Resposta: Naquela época, nosso CEO continuava mudando, e o mais novo me perguntou por que fazer jogos custava tanto dinheiro. Eu disse a ele que não poderíamos fazer mais barato, mas ao mesmo tempo eu estava muito chateado com isso. Eu decidi fazer um jogo com recursos mínimos, tempo mínimo e orçamento mínimo.
Olhando para trás, não há como trabalhar (risos). Mas existem alguns grandes fãs deste jogo.
Quando desistimos de fazer hardware, sabíamos que o Game Cube estava chegando e quando seria lançado. Nós achamos que não tínhamos tempo suficiente para preparar o jogo para o dia do lançamento, mas o Super Monkey Ball veio à mente. Eu acho que nós tivemos dez pessoas no desenvolvimento do jogo, talvez menos. Nós fizemos isso na hora certa.
Pergunta: Sobre o F-Zero GX?
Resposta: Comparado a nós, no quadro geral, somos semelhantes. Mas nos detalhes mais sutis, na tomada de decisões e no timing, as coisas são diferentes e aprendi muito com eles. Em suma, é sobre objetividade. É difícil descrever, mas quando eu falo sobre alguma parte do jogo, "Está tudo bem assim, não é?", Eles dizem: "Nossa empresa não permite esse tipo de coisa. Nunca. "Eu não consegui mudar de idéia sobre qualquer coisa. Nem sequer uma vez. Mas é por isso que a Nintendo tem uma marca tão sólida, mesmo depois de todos esses anos. É por isso que perdemos a guerra de hardware.
Eu realmente gostei dos jogos do Super Famicom, enquanto fizemos algumas propostas, Metroid por exemplo, e outros eu estava mais confiante em fazer um jogo de corrida por causa da minha experiência no gênero, embora eu nunca tivesse feito uma ficção científica.
Mesmo que tivéssemos perdido a guerra no mercado de hardware, eu queria que a Nintendo visse como a Sega era ótima como empresa. Fizemos muitos personagens e fizemos o melhor que pudemos para os gráficos usando a melhor tecnologia da época.

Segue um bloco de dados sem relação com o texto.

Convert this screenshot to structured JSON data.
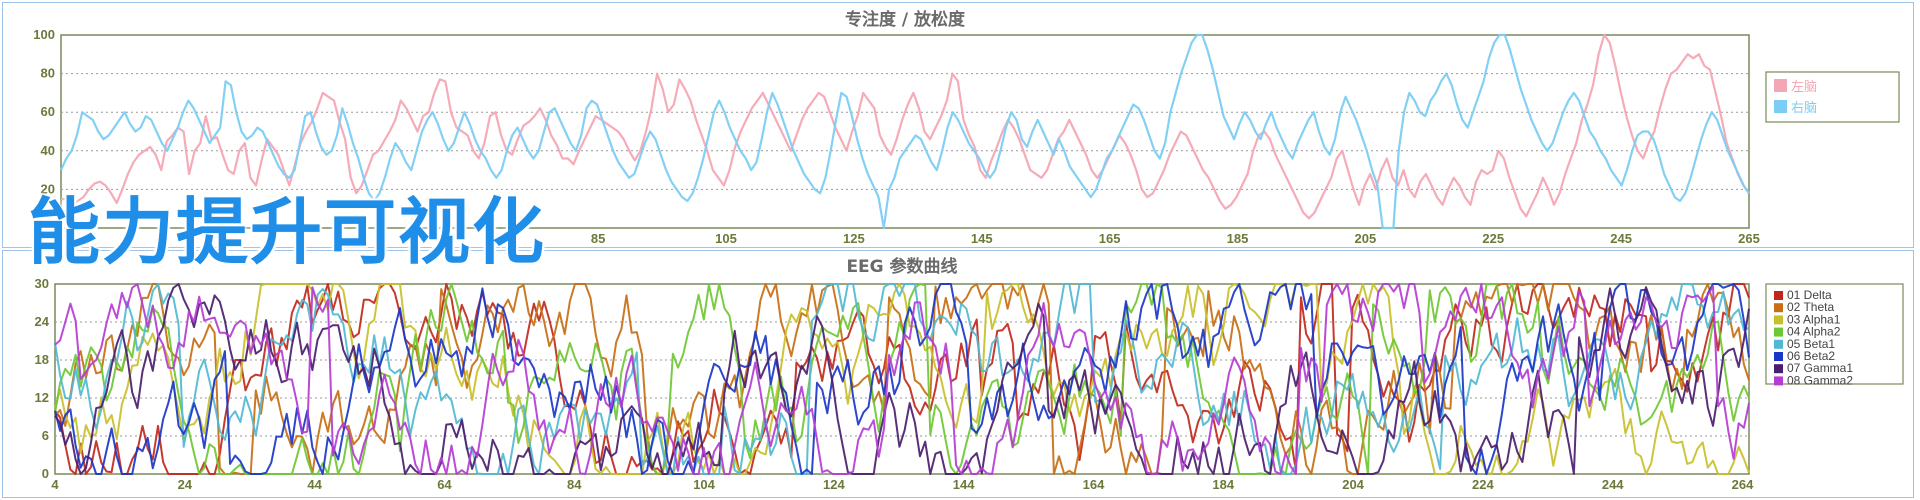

Apesar de termos tentado fazer jogos muito difíceis para o hardware da Sega, eles nunca venderam muito bem, mas o F-Zero vendeu mais de 1,5 milhões de cópias em todo o mundo.
Percebemos que a única coisa que precisávamos admitir era que a Sega não tinha a capacidade de vender hardware (risos). Que, como desenvolvedor, não precisávamos ser pessimistas.
Depois que foi lançado, recebi uma ligação da Nintendo. Eles disseram que queriam ver todo o código-fonte do jogo e queriam que eu explicasse como fizemos esse jogo, nesse período e com esse orçamento, em detalhes. Eles estavam imaginando como faríamos isso, eles não conseguiram descobrir. Conseguimos alcançar algo muito superior ao que a Nintendo esperava.
Pergunta: Sobre lançar Yakuza nos consoles da Nintendo?
Resposta: Eu nunca disse isso antes, mas enquanto nós lançamos este jogo para a Sony, eu fiz apresentações sobre isso para a Microsoft e a Nintendo. Naquela época, eles disseram: "Não, nós não queremos isso". Agora eles dizem: "Nós queremos isso!" (Risos) Eles não entenderam a razão pela qual eu os criei.